The final night of my tour for Pastoral culminated in a performance at a cinema in Walthamstow called Mirth, Marvel and Maud. As soon as I walked into the building, I felt an overwhelming sense of pressure change. I instantly felt anxious and strange. There was a staff member setting up, so I asked, “Is this place haunted?” They looked at me a little taken aback.
I had been struggling with postnatal depression from the birth of my first child in 2016 and had recurring dreams about a ghost that would possess me and levitate my body violently. After that gig in Walthamstow, I was chatting with my friend Alexander Tucker, also known as Microcorps, who was telling me a ghost story completely randomly. It was then that I realized the connection between all these feelings and anxieties and thoughts – my next album would be something to do with ghosts.

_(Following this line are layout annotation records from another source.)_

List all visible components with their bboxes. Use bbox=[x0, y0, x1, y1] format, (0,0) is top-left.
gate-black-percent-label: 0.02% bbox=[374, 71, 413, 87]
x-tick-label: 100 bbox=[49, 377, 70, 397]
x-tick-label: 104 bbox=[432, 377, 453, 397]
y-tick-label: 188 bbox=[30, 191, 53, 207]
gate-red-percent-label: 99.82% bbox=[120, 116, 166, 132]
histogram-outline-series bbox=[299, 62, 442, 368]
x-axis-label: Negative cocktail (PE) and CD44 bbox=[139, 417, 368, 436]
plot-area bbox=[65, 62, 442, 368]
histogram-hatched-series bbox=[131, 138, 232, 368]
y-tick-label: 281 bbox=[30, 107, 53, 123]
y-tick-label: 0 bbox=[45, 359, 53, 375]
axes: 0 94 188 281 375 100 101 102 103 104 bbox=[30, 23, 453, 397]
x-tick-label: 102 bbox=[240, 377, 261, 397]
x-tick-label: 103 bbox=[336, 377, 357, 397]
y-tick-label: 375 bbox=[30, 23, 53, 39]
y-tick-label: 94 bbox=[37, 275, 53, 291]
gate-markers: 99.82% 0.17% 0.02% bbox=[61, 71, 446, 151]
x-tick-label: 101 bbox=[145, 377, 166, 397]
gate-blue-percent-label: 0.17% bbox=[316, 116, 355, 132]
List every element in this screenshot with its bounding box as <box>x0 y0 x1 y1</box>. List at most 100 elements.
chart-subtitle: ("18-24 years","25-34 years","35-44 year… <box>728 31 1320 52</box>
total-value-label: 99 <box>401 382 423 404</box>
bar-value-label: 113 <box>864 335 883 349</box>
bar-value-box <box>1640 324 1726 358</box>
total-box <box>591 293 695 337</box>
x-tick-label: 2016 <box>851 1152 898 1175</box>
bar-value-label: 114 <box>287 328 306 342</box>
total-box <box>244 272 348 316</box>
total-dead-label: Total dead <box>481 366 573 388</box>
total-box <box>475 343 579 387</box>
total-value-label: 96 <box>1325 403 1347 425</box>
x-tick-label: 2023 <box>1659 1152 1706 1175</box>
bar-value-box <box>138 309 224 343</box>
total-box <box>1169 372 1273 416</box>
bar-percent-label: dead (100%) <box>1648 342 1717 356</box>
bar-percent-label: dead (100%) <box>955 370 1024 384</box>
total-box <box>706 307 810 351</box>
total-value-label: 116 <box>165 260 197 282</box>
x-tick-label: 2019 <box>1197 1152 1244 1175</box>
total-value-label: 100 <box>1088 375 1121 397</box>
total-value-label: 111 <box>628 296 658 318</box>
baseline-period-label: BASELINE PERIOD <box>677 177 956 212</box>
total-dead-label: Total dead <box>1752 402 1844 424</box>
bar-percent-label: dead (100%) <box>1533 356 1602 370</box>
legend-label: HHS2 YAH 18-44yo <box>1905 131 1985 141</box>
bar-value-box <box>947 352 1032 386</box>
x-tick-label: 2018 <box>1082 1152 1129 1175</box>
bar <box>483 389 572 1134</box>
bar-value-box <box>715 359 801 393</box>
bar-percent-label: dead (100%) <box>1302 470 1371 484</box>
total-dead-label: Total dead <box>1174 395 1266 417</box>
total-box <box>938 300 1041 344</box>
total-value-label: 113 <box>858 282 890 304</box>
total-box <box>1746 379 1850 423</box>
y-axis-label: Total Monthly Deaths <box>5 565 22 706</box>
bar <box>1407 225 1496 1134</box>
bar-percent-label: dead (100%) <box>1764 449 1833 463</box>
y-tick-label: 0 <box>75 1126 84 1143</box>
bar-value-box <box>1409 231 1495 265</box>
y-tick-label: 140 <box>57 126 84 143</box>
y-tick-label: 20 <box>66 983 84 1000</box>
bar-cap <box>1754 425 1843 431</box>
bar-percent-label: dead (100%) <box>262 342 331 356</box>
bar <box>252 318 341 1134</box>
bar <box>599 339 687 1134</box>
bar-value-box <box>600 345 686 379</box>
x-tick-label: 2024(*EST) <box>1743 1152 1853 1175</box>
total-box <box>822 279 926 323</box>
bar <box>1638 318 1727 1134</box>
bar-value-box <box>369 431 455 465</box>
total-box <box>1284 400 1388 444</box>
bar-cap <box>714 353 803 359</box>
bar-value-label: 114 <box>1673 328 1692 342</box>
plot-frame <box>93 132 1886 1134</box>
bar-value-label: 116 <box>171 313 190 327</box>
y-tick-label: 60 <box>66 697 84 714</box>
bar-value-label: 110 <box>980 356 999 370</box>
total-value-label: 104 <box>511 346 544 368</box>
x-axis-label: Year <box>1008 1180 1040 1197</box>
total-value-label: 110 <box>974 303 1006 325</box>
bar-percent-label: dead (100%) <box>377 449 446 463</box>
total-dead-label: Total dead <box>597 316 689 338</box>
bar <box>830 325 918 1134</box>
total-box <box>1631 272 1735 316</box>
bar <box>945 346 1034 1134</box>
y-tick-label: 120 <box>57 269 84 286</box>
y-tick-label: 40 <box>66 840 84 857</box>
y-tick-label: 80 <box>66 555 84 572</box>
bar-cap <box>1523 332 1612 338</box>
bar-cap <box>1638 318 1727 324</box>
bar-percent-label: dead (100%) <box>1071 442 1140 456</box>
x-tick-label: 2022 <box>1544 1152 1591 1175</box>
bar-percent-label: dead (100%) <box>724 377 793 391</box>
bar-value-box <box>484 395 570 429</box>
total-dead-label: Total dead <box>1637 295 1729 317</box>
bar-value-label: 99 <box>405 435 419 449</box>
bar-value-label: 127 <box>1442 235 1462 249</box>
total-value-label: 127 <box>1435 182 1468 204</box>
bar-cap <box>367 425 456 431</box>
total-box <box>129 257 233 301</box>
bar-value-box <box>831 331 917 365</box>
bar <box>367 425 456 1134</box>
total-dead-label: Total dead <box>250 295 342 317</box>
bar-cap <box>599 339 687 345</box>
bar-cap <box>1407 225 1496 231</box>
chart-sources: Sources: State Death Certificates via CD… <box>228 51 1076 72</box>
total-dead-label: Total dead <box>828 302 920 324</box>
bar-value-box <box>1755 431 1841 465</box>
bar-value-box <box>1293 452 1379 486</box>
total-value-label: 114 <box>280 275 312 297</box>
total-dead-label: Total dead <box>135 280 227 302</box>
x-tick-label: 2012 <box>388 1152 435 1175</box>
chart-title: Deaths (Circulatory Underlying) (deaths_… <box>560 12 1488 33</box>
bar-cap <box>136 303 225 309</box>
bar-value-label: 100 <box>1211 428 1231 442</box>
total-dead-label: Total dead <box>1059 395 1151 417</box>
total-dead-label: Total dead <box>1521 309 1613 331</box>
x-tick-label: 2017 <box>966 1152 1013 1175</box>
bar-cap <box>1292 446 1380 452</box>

I began researching the technology of ghost-hunting and discovered many connections between the development of audio technology and the spiritualist movement. From there, there’s a whole genetic pathway of music going through people like Delia Derbyshire, Daphne Oram, and the Radiophonic Workshop – those kinds of sounds and machines that have a heritage in something supernatural. Even the women’s rights movement was influenced by early spiritualism because of the role women played in spiritualism. The movement gave women a platform and power that I could relate to – the power of transfiguration; the ability to freely go into another place, whether it was a spirit world or a recessive place within themselves where they could scream and be crazy. Where else could they have done that in that era?
What ended up coming out on Black Dog was an emotional response – an excavation of my own fears and lifelong psychological state. But to make the initial connection between technology, women’s rights, and ghosts? It blew my mind!